We want to compare \(Q_0\), the maximum classical displacement of the proton, with the separation of the potential wells, d, which we take as the width of the potential barrier at half its height. If d is much larger than \(Q_0\), tunneling would not be probable because the wavefunction, which falls off very rapidly (exponentially), would become extremely small, essentially zero within the barrier as Q increases beyond \(Q_0\). On the other hand, if d is not too much larger than \(Q_0\), then the wavefunction will still have a significant non-zero value at the further side of the barrier and tunneling will be probable.
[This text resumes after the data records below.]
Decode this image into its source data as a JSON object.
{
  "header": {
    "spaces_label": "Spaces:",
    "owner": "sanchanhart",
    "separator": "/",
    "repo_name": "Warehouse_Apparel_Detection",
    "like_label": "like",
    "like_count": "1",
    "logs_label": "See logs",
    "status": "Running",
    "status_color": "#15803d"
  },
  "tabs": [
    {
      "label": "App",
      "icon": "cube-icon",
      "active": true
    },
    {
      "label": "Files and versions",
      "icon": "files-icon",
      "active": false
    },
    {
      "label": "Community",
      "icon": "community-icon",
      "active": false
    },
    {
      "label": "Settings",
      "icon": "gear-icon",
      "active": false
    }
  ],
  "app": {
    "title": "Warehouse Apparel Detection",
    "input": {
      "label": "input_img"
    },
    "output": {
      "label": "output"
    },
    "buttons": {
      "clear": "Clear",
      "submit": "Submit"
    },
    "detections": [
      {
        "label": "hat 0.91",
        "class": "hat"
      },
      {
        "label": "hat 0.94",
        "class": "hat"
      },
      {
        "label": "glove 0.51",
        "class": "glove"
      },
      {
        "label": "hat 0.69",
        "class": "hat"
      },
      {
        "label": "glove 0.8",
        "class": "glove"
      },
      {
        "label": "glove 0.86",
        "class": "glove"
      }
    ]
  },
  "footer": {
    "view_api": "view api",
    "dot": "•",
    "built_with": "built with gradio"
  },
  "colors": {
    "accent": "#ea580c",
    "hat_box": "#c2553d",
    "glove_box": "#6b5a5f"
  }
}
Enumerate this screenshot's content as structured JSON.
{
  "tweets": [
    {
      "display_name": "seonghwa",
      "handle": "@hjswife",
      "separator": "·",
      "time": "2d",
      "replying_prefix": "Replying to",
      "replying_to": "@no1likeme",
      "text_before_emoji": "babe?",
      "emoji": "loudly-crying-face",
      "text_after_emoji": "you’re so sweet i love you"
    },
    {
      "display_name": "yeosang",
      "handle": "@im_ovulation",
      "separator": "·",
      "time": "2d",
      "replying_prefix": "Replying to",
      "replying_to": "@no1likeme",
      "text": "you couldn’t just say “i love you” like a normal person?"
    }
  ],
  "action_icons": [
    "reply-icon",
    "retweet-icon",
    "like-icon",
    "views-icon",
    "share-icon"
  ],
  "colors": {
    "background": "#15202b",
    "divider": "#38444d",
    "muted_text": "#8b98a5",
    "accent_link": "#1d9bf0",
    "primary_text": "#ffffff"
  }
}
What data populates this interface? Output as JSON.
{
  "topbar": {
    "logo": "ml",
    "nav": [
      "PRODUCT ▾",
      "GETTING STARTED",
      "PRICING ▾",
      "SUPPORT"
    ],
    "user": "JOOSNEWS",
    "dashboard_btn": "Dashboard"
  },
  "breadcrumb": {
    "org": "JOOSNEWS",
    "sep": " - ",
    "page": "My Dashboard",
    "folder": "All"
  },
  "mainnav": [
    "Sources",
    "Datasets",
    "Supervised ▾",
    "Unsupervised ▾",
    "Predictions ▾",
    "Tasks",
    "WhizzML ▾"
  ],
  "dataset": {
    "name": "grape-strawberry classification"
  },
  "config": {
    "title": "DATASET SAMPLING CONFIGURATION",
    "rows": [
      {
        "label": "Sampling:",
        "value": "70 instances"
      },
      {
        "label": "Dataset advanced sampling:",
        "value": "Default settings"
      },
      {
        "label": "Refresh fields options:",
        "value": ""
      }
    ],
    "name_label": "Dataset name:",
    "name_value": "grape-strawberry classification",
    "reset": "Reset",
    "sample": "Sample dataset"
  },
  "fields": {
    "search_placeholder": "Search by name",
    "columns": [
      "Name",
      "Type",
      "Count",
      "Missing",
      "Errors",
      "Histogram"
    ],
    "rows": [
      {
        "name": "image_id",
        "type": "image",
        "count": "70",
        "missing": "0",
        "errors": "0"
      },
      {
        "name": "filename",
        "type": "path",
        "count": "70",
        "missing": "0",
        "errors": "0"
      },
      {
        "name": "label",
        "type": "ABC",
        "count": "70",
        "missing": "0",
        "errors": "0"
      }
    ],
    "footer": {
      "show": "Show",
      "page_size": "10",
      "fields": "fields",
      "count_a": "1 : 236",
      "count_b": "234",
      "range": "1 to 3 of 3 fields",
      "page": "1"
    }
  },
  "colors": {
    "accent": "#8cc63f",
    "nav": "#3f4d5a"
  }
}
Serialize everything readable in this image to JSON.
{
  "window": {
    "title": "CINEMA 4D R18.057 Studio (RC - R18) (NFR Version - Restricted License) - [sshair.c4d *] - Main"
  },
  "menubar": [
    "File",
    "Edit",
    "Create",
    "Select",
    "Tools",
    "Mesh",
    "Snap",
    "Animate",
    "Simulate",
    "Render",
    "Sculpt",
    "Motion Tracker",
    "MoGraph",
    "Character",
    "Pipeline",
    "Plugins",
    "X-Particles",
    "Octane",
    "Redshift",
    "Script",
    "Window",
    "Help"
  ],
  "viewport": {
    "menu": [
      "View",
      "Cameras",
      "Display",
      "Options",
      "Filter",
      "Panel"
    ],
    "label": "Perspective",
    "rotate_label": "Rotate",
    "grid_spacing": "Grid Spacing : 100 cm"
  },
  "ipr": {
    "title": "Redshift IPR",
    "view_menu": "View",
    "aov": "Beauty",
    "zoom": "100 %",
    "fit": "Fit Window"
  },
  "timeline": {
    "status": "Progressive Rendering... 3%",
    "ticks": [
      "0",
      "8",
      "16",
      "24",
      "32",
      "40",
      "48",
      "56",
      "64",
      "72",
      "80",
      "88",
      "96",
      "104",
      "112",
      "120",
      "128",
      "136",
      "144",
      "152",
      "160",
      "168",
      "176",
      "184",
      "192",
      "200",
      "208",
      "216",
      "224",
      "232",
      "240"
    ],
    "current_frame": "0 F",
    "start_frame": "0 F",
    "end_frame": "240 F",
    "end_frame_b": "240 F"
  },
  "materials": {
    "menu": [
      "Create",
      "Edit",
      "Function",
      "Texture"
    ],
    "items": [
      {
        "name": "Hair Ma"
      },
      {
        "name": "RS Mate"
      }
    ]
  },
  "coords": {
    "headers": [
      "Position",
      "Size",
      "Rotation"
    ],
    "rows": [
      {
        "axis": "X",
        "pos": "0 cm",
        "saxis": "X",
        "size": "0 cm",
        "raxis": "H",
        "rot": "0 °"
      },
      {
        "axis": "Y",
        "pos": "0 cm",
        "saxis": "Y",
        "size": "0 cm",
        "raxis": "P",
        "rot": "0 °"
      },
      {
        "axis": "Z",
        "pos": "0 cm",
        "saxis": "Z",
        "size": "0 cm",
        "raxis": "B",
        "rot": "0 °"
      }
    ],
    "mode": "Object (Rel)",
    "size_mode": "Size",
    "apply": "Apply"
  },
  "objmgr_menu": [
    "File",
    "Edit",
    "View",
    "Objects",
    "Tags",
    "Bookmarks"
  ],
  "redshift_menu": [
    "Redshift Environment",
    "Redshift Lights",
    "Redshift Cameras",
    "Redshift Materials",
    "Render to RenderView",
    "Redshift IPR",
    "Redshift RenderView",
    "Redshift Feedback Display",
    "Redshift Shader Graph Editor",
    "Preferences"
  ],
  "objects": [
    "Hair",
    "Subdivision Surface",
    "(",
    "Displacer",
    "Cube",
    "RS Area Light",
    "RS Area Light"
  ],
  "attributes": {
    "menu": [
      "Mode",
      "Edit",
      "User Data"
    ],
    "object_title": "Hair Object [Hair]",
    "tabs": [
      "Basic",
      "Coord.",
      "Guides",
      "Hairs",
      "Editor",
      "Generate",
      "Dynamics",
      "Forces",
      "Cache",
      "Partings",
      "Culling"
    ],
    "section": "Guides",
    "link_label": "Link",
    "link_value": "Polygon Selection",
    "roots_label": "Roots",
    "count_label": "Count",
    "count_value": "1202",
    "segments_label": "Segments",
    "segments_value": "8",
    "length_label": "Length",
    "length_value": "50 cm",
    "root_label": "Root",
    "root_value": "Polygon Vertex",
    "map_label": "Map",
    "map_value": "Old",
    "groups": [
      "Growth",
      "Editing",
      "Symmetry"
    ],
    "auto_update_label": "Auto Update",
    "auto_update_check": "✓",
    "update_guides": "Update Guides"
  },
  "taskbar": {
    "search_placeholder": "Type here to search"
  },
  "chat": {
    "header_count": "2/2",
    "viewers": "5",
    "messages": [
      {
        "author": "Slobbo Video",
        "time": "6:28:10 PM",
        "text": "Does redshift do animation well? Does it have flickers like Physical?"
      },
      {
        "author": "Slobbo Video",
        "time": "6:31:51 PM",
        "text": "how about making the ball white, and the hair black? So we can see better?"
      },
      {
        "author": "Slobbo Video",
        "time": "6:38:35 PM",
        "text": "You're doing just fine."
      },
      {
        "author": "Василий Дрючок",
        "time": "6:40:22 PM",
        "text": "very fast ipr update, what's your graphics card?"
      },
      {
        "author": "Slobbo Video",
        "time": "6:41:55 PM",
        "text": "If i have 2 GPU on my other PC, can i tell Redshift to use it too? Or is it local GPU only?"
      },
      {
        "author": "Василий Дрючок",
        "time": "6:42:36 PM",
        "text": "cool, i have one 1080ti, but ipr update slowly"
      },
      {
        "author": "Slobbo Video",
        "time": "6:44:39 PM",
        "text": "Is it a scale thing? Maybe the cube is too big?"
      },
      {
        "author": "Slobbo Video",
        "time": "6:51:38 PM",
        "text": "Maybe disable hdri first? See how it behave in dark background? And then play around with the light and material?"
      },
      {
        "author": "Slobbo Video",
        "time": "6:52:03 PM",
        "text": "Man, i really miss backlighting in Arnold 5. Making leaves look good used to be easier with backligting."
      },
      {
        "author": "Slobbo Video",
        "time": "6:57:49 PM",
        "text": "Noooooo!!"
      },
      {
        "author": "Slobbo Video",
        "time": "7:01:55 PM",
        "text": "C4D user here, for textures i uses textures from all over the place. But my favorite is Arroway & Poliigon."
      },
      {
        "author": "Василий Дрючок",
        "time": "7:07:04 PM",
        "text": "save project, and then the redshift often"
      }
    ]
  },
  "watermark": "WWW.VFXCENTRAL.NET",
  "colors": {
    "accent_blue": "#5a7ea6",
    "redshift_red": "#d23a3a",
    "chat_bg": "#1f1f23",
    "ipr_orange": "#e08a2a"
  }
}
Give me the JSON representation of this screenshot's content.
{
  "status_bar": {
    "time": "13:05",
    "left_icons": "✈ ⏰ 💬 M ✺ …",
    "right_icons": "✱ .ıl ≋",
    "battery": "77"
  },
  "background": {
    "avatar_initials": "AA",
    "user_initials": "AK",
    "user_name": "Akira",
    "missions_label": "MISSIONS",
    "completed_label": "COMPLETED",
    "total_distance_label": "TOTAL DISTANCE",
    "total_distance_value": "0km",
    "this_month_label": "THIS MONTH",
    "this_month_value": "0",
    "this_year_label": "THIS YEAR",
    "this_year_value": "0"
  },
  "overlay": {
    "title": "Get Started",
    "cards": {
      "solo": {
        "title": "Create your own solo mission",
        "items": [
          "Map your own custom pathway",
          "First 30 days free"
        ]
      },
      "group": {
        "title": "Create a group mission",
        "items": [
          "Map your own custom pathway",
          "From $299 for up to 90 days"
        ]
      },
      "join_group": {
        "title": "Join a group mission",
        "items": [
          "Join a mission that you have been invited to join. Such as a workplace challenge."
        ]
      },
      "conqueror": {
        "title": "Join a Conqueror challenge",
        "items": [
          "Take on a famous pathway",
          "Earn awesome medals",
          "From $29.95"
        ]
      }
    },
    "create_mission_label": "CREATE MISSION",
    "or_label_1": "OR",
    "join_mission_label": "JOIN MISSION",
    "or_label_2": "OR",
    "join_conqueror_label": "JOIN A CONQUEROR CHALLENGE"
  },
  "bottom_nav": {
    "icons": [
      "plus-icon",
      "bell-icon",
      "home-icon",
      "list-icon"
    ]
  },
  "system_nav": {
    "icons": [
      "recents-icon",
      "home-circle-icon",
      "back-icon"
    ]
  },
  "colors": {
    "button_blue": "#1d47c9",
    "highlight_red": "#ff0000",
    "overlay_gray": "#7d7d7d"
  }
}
The rate at which the wavefunction approaches zero in the barrier region depends upon both the *height *and *width *of the barrier. As the barrier height increases, the width must become smaller for tunneling to be significant, but we can still get a feeling for whether tunneling is reasonable or not by comparing the separation of the potential wells with \(Q_0\). For a hydrogen-bonded proton between two electronegative centers, d has been calculated to be approximately 0.1 nm (about 10% of a N-H bond length) and \(Q^2_0 = \frac {\hbar}{m \omega}\) giving \(Q_0\) = 0.01 nm. Since d is only 10 times larger than Q0 in this estimate, tunneling cannot be excluded as a real possibility.

Exercise \(\PageIndex{2}\)

Obtain a value for \(Q_0\) by using the mass of a proton and a characteristic vibrational frequency for a NH or OH bond (3300 cm^{-1}).

Exercise \(\PageIndex{3}\)

Identify what happens to \(Q_0\), the ratio \(\frac {d}{Q_0}\), and your expectations for tunneling as the mass of the particle increases, e.g. if the proton were replaced by a deuteron.

Now consider a macroscopic system for comparison. Assume that you and your bicycle are stuck in a valley one hill away from your home in the next valley. You are in your lowest energy state, and you have 1000 m to go. What conclusion do we reach if we apply the above estimates for the probability of tunneling to you? We want to use \(Q^2_0 \approx \frac {\hbar}{m \omega}\) to estimate your maximum displacement from the bottom of the valley and compare it to the distance to your home valley. For example, we can give you a mass of 100 kg and a frequency of oscillation between the two hills that form the valley of ω = 2π / 100 s. Your mass is 29 orders of magnitude (factors of ten) greater than that of a proton, and your oscillation frequency is 16 orders of magnitude smaller than that of a proton. This frequency means that it takes 100 s for you to complete one cycle rolling back and forth between the two hills that form the valley in which you are located. The larger mass dominates the smaller frequency with the result that your Q0 is 10^{-18} m, and the hill you need to cross is 1000 m wide, \(d \approx 10^3\) m. A bicyclist in the lowest energy quantum state has a maximum displacement of 10-18 nm (10^{-27} m) and a distance to tunnel of about 103 m. Tunneling under these conditions is not a probable event because the distance to go is so much larger than the maximum displacement. A bicyclist wouldn't have a chance in a lifetime of getting home without generating sufficient energy to ride over the hill. What would happen if Planck's constant were much larger? If h were 10^{7} J s, then tunneling also would be important for massive objects like people, and it would make our lives easier and more interesting.

Exercise \(\PageIndex{4}\)

Verify that if h = 10^{7} J s then tunneling would be important for people.